At the 1998 Davos World Economic Forum a month after Kyoto had been agreed, Browne made an impassioned plea for other companies to support it. When he’d finished, the Global Climate Coalition’s O’Keefe got up. The US petroleum industry would not support Kyoto and the US would not ratify it, O’Keefe said. Browne turned his back on him. A London colleague called to say that he had never seen Browne so angry.
[26]
The following year, Browne was at the UN headquarters in New York to receive an Earth Day award. ‘People want large and successful corporations to use their skills and their know-how to address the environmental agenda,’ he told the ceremony.
[27]
After acquiring three oil companies (Amoco in 1998; ARCO in 1999; and Burmah Castrol in 2000), BP adopted the tagline ‘Beyond Petroleum 2001.’ Apparently BP was no longer an oil company. It was now an energy company. Extensive internal polling after the Amoco merger showed that sixty per cent of BP staff saw addressing the environmental issue as the single most important issue in defining the quality of the company they worked for.
[28]
Safety did not top the list. Perhaps it was a warning of what was to come.
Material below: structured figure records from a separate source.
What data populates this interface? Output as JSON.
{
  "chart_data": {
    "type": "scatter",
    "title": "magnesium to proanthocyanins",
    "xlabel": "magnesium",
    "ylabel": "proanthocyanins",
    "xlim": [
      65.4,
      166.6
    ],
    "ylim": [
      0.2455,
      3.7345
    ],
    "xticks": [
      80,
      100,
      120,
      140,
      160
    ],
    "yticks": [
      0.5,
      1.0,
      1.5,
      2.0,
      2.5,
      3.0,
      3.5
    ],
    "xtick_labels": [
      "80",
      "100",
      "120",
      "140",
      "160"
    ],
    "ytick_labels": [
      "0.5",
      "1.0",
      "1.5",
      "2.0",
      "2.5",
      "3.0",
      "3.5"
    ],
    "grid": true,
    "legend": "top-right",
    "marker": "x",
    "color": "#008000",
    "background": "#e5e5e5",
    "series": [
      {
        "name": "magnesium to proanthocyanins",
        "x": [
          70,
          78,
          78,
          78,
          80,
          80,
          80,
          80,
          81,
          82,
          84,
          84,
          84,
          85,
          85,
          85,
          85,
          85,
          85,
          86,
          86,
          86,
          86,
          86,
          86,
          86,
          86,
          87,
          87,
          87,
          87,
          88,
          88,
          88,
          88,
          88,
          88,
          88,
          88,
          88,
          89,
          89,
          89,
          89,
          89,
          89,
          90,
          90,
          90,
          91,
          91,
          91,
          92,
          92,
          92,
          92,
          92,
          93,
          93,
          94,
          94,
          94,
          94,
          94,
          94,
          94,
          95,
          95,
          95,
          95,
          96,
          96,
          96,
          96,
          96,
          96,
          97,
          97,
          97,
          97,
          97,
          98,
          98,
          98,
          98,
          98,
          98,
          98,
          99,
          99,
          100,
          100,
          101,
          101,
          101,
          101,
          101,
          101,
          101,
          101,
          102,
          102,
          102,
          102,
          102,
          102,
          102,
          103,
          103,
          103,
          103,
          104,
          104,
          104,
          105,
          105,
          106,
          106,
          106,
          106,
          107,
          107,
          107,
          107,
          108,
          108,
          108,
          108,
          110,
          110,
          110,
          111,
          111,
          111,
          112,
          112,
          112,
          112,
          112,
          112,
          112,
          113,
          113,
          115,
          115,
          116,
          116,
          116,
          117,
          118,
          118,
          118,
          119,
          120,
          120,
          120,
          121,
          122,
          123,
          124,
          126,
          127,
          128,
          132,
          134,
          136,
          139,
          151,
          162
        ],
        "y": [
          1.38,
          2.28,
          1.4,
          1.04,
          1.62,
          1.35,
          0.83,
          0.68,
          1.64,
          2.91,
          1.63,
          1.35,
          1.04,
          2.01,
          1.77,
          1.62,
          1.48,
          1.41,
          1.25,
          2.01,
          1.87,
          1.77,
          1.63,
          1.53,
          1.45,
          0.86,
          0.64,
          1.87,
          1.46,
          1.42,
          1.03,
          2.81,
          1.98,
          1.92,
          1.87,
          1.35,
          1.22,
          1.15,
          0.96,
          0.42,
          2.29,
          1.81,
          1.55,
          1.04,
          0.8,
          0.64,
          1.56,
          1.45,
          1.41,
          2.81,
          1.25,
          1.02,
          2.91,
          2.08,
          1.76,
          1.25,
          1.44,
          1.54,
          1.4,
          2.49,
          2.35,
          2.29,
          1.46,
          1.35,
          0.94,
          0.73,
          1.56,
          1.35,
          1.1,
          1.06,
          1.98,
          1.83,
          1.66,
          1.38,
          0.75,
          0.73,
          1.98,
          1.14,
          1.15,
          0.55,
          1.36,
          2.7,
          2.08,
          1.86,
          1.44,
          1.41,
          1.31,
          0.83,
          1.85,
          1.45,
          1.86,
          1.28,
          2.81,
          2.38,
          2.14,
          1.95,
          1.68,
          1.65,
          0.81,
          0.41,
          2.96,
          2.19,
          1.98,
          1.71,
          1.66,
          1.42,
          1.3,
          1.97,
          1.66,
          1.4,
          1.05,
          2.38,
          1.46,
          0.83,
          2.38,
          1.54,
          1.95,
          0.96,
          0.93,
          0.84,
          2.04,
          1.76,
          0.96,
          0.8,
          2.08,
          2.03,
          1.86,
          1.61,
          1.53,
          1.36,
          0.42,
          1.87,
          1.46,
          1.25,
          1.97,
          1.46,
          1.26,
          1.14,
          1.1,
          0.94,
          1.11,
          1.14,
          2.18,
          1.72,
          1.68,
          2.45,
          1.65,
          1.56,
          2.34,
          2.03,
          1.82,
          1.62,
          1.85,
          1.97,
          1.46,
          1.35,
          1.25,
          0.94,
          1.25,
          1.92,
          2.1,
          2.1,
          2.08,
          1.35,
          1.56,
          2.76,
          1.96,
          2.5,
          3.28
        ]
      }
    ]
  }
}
Not so Exxon Mobil. It was an oil company and continued to behave like one. After the demise of the Global Climate Coalition, Exxon Mobil continued to support groups that challenged the science and economics of global warming. In its 2005 Corporate Citizenship Report, Exxon Mobil described the IPCC’s conclusions on the attribution of recent warming to increases in greenhouse gases as relying on expert judgement rather than objective, reproducible statistical methods.
[29]
This provoked an irate letter from the Royal Society’s Bob Ward accusing Exxon Mobil of being ‘very misleading’.
[30]
The IPCC’s ‘expert judgement’ was, Ward wrote, based on objective and quantitative analyses. Despite Ward’s protestations, at issue was not whether the IPCC’s conclusions were based on subjective judgement, which was clearly the case, but the scientific standing of such judgements. Even so, there is quite a lot of make-believe in the Royal Society’s characterisation of the IPCC’s conclusions, especially as it relates to the IPCC’s Summary for Policy Makers. Britain’s former top civil servant Andrew Turnbull said they would be more accurately described as a summary
by
policymakers, not for policymakers:
The scientists prepare a draft but this is redrafted in a conclave of representatives from the member Governments, mostly officials from environment departments fighting to get their ministers’ views reflected.
[31]
*
Ward went on to express concern about Exxon Mobil’s support for sceptic organisations that were ‘misinforming’ the public on the science.
[32]
According to the
Washington Post
, the ‘testiest moment’ at Exxon Mobil’s 2006 annual shareholder meeting came when chief executive Rex Tillerson was questioned about the company’s sceptical stance in the face of a growing scientific consensus. ‘Scientific consensus’ was an ‘oxymoron’, Tillerson replied.
[33]
By then, Exxon Mobil was preparing to change its posture. It wasn’t in business to be on the losing side in a battle of ideas. In 2005, it decided to cease funding groups such as the Competitive Enterprise Institute, one of the most effective sceptic organisations. ‘The fact that we were supporters of some of those groups had become a real distraction to the issue at hand, which is how do we produce the energy the world needs without more greenhouse gas emissions,’ Kenneth Cohen, the company’s VP for public affairs, told journalists in February 2007.
[34]
According to the Natural Resources Defense Council’s Dan Lashof, ‘They found that it was untenable to be in a position of casting doubt on whether global warming is happening and whether pollution is responsible for that.’
[35]
The episode is evidence refuting the widely held belief that fossil fuel companies are to blame for America not signing up to binding emissions controls.